L’unico colpo di cipria su una maschera di trucco non riuscita. Gioca poco più di mezz’ora e rischia anche di segnare. Giacomo Raspadori mostra il suo essere menestrello a suon di meraviglia: stoppa, palleggia, dribbla, tira, animando un Napoli grigio per via della Fiorentina attenta, stretta, ossessiva, anche se inconcludente. Dopo due non partite, Luciano Spalletti trova una squadra vera e un allenatore che sa come gestire le partite, anche se gli manca il gol (è al terzo zero a zero consecutivo tra campionato e coppa). La faccia da bravo ragazzo, i capelli sempre in ordine, il sorriso a favore di sguardo, e il pallone tra i piedi, per andare alla ricerca dell’oltraggio, Raspadori, diventa, in una sera fioca, con un Napoli da guado, l’unico agguato possibile per la difesa di Vincenzo Italiano, anche da pirata senza rotta.
Mancano ancora i fraseggi precisi con chi gli sta intorno, l’intesa con Politano, l’ammicco con Anguissa e Ndombelé, ci vogliono tempo e partite, e questa ha cominciato a stare stretta al Napoli fin dal fischio d’inizio. Che Raspadori sia uno sfiancatore è evidente, ma bisogna lavorarci ancora molto. Il palleggio in corsa, la capacità di virare, l’appoggio senza sguardo, son tutte cose già viste, ora bisogna innestarle nel Napoli, e sfruttarle al massimo (visto il prezzo pagato). Insidia, ma non scalfisce. Ispira, ma non determina. Stupisce, ma non trova la meraviglia. Il suo sinistro angolato rischia di sorprendere Pierluigi Gollini, ma è troppo educato, troppo giusto, per non rimanere impigliato nel fango che pare caratterizzare la partita. Pare che i calciatori azzurri giochino in un campo di terra, dopo molta pioggia, bloccati, restii, contratti, incapaci di trovare la fluidità che si era vista nelle prime due partite dei napoletani.

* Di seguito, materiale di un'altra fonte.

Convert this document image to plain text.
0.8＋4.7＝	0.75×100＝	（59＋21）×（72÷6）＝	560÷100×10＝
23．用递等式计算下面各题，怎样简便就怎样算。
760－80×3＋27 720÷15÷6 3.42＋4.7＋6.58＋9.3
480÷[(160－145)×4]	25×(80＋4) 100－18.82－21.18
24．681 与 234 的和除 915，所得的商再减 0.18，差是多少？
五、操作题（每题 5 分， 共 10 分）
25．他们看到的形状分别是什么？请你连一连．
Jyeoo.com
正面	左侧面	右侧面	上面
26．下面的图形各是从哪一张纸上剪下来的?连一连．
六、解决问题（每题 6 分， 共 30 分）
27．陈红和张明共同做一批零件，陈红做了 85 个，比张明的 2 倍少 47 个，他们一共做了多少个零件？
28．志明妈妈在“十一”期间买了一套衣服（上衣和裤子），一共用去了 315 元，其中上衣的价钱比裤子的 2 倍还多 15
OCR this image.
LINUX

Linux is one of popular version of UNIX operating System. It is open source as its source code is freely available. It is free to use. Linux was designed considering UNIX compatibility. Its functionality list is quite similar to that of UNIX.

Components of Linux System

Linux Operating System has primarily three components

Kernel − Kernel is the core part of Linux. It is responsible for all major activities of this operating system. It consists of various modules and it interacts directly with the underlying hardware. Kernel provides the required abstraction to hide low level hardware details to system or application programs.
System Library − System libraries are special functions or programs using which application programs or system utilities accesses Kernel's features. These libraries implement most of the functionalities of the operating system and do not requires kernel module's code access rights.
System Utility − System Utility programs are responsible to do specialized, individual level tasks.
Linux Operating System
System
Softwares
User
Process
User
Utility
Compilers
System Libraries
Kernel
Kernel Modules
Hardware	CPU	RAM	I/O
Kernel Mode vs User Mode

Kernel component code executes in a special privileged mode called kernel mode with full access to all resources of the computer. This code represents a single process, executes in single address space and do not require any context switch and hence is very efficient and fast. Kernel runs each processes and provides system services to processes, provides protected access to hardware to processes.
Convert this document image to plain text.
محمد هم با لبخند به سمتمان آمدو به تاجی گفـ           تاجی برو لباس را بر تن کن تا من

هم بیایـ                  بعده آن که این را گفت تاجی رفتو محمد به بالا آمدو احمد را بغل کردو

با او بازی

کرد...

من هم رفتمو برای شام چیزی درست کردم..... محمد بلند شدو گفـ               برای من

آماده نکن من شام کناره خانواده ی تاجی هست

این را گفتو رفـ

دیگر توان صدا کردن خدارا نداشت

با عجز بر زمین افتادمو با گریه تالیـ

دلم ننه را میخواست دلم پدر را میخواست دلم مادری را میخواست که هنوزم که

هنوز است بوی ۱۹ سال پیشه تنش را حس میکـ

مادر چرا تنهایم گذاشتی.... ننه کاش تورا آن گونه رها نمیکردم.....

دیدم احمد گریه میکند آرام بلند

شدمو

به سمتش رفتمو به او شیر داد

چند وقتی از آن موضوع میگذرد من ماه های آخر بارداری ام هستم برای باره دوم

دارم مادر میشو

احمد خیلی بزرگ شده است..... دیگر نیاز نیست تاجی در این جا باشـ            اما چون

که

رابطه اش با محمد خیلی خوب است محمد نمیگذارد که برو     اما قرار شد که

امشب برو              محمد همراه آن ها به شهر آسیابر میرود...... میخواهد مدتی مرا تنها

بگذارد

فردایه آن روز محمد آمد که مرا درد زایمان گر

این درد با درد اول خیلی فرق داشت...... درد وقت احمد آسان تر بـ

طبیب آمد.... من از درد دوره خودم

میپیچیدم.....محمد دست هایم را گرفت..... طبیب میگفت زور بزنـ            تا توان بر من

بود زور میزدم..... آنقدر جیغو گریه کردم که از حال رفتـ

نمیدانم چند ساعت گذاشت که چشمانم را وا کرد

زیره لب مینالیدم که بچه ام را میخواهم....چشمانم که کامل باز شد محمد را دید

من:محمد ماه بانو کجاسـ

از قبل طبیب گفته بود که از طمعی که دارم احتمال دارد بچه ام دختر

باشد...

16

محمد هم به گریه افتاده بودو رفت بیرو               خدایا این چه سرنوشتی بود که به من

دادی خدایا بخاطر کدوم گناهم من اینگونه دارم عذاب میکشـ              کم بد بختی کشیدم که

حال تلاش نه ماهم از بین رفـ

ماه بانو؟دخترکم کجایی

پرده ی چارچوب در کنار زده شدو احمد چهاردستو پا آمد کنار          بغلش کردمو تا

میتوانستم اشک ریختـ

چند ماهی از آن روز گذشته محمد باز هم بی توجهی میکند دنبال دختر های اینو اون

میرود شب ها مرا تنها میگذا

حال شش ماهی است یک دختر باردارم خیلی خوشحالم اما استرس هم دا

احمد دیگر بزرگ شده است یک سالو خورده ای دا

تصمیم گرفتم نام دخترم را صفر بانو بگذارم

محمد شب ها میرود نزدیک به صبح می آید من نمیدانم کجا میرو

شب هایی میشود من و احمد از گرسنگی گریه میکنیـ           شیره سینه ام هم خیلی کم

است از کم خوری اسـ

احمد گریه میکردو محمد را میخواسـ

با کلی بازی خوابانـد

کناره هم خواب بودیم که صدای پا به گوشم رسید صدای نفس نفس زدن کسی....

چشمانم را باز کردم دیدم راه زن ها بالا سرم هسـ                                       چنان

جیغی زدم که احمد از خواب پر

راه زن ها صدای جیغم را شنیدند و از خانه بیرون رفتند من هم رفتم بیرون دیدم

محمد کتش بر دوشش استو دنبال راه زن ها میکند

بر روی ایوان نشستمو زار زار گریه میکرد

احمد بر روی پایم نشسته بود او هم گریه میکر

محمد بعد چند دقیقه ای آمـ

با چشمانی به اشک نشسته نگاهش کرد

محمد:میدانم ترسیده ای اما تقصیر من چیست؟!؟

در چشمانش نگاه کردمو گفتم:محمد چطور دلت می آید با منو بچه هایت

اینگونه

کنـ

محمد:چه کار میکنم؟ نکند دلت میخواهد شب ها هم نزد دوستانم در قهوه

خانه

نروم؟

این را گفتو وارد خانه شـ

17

Molti errori negli scambi, e molti ritardi nelle verticalizzazioni. La verve di Raspadori, qui solo intravista, come speranza in mezzo al mare, servirà molto, ma servirà anche dargli un appoggio migliore, non basta il solo Politano, tra l’altro chiamato a giocare sempre con l’acqua alla gola dopo una deludente troppo concessa partita di Hirving Lozano. Mentre Raspadori fa il pieno di giravolte col pallone, Elmas non sembra seguirlo e Simeone era troppo emozionato per giocare davvero. Insomma, Firenze, e il suo campo, si confermano un posto nero per il Napoli. Niente di grave, ma poteva andare in testa in solitario, e finire il mese proseguendo con lo stupore, dopo i botti del calciomercato. Questo Napoli sembra uscito da canzone di Guccini: uno stratega delle occasioni perse. Troppo presto per recriminare, mai troppo per intestarsi una corsa in solitario. Tocca consolarsi con Raspadori: tattica ed estetica, accelerazione senza robotica, capacità di saltare l’uomo senza troppi preamboli né troppe finte, e l’ardire di considerare il gol una cosa propria, da non prestare a nessuno. Bisognerà vederlo dall’inizio, con altri compagni intorno, ma le intuizioni e le perle ci sono tutte. A Firenze è stato l’unico strillo calcistico, tra un Osimhen distratto, un Lobotka incasellato, e un Kvaratskhelia agli arresti di Dodò (migliore in campo). Raspadori ha iperboli sognanti e possibilità balcaniche, bisogna aspettarlo, coccolarlo, crescerlo. C’è la prima di Champions col Liverpool, stanno arrivando le partite con le grandi, è venuto per giocarle da protagonista: ha visione, classe, bisogna aspettare la tessitura, che passa per Spalletti e compagni, lui ci mette la fantasia e i punti di fuga. E Napoli aspetta i gol.